During the time in the serious relationship with the upbeat, intellectually challenging and beautiful performing artist, there were a two or three additional panicked thoughts. I caringly, lovingly and patiently tuned into a reflective listening mode for her to express troubling thoughts, then, she’d appear that anxiety turned into a mutual snuggle.
Before you think the response one-sided, prior to the written expression in favor of caring reflective listening, I had been a crime victim who suffered occasional moderate flashbacks particularly a feeling or free fall (to the ground) and location recall.

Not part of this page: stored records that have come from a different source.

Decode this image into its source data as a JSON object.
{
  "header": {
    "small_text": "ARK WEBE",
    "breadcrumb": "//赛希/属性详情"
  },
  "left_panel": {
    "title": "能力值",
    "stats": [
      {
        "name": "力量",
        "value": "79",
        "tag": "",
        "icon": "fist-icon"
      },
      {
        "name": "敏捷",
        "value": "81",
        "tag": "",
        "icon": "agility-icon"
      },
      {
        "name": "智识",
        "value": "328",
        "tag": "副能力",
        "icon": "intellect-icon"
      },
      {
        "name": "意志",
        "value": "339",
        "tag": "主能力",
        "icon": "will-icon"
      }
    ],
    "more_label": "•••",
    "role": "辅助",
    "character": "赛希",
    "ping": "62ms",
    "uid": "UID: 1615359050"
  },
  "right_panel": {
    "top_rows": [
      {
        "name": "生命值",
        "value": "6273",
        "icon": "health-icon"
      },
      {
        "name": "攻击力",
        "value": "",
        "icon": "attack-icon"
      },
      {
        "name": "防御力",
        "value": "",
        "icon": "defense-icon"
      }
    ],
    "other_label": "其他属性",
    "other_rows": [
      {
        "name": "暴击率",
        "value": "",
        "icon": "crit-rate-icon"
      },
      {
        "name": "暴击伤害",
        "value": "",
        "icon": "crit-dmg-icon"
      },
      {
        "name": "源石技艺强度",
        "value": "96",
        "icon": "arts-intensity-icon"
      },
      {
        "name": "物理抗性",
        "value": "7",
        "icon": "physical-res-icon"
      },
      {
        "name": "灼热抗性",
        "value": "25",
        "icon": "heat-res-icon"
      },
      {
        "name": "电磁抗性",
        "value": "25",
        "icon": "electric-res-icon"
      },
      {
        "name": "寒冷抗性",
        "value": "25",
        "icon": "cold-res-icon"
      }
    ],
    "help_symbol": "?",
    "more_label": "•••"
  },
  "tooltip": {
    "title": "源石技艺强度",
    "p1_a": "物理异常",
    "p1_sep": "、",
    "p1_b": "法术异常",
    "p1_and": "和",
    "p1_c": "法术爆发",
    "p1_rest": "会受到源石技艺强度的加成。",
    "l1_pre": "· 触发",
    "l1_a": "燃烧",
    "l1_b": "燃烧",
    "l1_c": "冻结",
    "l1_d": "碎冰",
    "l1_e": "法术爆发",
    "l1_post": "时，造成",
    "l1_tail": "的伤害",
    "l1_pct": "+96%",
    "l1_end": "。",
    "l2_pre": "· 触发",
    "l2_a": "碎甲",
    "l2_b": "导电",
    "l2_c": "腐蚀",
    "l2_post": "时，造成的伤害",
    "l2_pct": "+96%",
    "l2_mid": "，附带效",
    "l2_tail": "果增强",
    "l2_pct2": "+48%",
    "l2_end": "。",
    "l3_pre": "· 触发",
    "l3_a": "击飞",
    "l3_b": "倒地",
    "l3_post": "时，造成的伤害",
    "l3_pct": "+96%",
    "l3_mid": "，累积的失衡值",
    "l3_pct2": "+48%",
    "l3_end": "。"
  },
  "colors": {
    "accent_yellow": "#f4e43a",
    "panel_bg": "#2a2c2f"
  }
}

When a dancing whirl activated an association, Sunshine returned the compassion by taking me for an arm in arm three block walk. Or, in other instances, listening to my infinite recount then gently altering the subject to present or future.
Reflective listening requires a journalistic staple: You acknowledge the thoughts and occasionally ask a follow up. In a world now dominated by 143 character Tweets or limited text sentences, it’s another example of abbreviating thoughts. However, by showing concern and love to fully listen to feelings without a stop watch, the discussion often shared thoughts before they elevated to fully fledged concerns.
And, complicating the lengthy interested listening scenario, a balancing threshold of sharing often vulnerable intimacies. An invited involvement can backfire into perceived suffocation. You know, once the caring hug stabilization has balanced, allow the complementary mode to gradually adjust before calling a “take care of [only] yourself” foul. They were precious, tender reciprocating moments of growing stronger accepting each other’s vulnerabilities unconditionally, so as to confidently recognize achieve and know how to supportively stand by each other.